Arts & Events

Deborah Voigt in Recital at Herbst Theatre

Reviewed by James Roy MacBean
Sunday May 05, 2019 - 04:50:00 PM

Although I’ve heard Deborah Voigt quite a few times in live operas, I’ve never been overly impressed with her voice. I found her a capable but not outstanding Wagnerian soprano, and a so-so heroine in several operas of Richard Strauss. Yet I welcomed the opportunity to hear Deborah Voigt sing in the more intimate setting of a recital in Herbst Theatre accompanied by pianist Steven Bailey under the aegis of San Francisco Performances. Thus I went to Herbst Theatre Thursday evening, May 2, with an open and curious mind.  

The results, I am sad to say, were not good. Deborah Voigt chose to offer a mixed bag of Broadway show tunes and German lieder, all supposedly unified under the rubric of “Love Scores”. In a colossal mistake, Ms. Voigt opened the program with “The Simple Joys of Maidenhood” from Camelot by Lerner & Lowe. Whether as a result of insufficient vocal warm-up or whatever, Deborah Voigt’s voice in this song sounded tinny, brittle, and, simply, old. Moreover, her voice nearly broke in the middle of this show tune. To cap off her poor judgment in opening with this piece, the combination of unsteady singing and lyrics in praise of maidenhood only magnified the fact that Deborah Voigt’s voice sounded old and tired. Thus, the lyrics, instead of being celebratory,of maidenhood, were dripping with unwanted irony of a rather bitter, backward-looking sort. To make matters worse, Ms. Voigt followed this song with another tune from Lerner & Lowe, “Follow Me,” which while not nearly as glaring in vocal deficiencies, hardly set things aright. I settled in for what promised to be a long and perhaps tedious evening. 

Things perked up a bit in a set of Six Songs, Opus 13, from Alexander Zemlinsky. Deborah Voigt has excellent diction in German, the language of these Zemlinsky art-songs. The songs themselves, however, though they dealt obliquely with love, struck me as undistinguished, except perhaps for the last one, “Sie kam zum Schloß gegangen”/”She Came to the Keep,” set to a German translation of a poem in French by Maurice Maeterlinck. To close out the first half of this recital, Deborah Voigt offered a set of Six Songs, Opus 48, by Edvard Grieg. These songs, also in German, were generally celebratory of Grieg’s happy marriage to soprano Nina Hagerup. Deborah Voigt seemed more at ease in these joyful songs than in anything else on her program. She can still belt out powerful high notes when they are called for, and these Grieg songs gave her ample opportunities. Nonetheless, her voice seemed to have a brittle, hard-edged quality even in the high notes. 

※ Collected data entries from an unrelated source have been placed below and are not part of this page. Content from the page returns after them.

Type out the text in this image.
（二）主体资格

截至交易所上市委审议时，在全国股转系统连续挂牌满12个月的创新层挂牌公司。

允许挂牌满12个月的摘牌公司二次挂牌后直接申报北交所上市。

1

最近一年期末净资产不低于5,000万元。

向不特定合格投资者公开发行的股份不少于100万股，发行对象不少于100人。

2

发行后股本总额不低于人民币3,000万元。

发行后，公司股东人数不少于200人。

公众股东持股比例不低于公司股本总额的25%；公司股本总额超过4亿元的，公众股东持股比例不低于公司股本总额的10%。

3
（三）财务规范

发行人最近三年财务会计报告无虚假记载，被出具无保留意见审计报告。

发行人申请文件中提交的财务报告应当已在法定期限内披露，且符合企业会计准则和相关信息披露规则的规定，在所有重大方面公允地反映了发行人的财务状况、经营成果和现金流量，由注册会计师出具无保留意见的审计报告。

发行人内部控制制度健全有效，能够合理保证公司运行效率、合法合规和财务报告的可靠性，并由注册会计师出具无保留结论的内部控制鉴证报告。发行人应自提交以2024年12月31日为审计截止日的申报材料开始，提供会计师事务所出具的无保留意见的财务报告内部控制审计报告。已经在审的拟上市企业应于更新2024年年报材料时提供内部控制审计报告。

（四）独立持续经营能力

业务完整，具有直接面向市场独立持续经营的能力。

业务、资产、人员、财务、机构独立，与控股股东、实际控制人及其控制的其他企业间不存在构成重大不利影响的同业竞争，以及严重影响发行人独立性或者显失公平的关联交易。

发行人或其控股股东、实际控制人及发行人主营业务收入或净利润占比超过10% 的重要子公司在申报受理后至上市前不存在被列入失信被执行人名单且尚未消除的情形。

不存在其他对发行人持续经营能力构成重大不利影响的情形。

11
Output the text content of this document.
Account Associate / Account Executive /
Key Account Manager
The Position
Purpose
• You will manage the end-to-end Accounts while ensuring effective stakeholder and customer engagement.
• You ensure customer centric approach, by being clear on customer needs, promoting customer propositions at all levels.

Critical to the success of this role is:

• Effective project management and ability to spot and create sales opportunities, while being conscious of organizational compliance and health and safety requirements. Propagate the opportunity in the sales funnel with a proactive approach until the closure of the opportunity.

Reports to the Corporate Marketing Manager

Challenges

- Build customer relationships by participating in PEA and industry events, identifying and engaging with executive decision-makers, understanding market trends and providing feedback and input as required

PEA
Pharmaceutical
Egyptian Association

After intermission, the second half of this recital was divided into two sets: one offering the Rückert-Lieder by Gustav Mahler, and the second a set of Broadway show tunes by Cole Porter. I am very fond of the Rückert-Lieder, and I own two excellent recordings of them: one featuring the incomparable mezzo-soprano Janet Baker, and another with mezzo-soprano Waltraud Meier. The Rückert-Lieder were originally scored for orchestra & mezzo-soprano; but here they were offered in a piano reduction, ably performed by Steven Bailey, a faculty member, like Deborah Voigt, at San Francisco Conservatory of Music.  

There are five Rückert-Lieder, but Deborah Voigt inexplicably omitted one song, “Um Mitternacht”/”At Midnight,” offering no reason for this omission. In any case, as Deborah Voigt sang them, these Rückert-Lieder were strident instead of bursting with Infinite poignancy. As Deborah Voigt launched into the opening song of the Rückert-Lieder, “Blicke mir nicht in die Lieder”/’Look Not Upon My Songs,” her voice sounded tinny and brittle once again. Then, in the next two songs, her voice went shrill at key moments. In the final, very beautiful, song, “Ich bin der Welt abhanden gekommen”/”I Have Become Detached,” Ms. Voigt sang well. However, as I said to my seat-mate, this song of the Rückert-Lieder is so beautiful it’s hard not to sing it well. The fact remains, however, that Deborah Voigt’s hard-edged, high soprano is simply not at all right for the Rückert-Lieder. So even these much-loved songs were, in Deborah Voigt’s hands, a huge disappointment. 

All told, I was so disappointed by this recital that, given my dislike of Broadway show tunes sung by opera singers, I decided not to stay for the program’s final set of Cole Porter tunes. Nonetheless, would I go to hear Deborah Voigt in, say, a live opera by Wagner, Richard Strauss, or even Berlioz’s Les Troyens? The answer, I suppose, is yes. But I would go with considerable trepidation, for Deborah Voigt’s best years are behind her. That much is all too clear.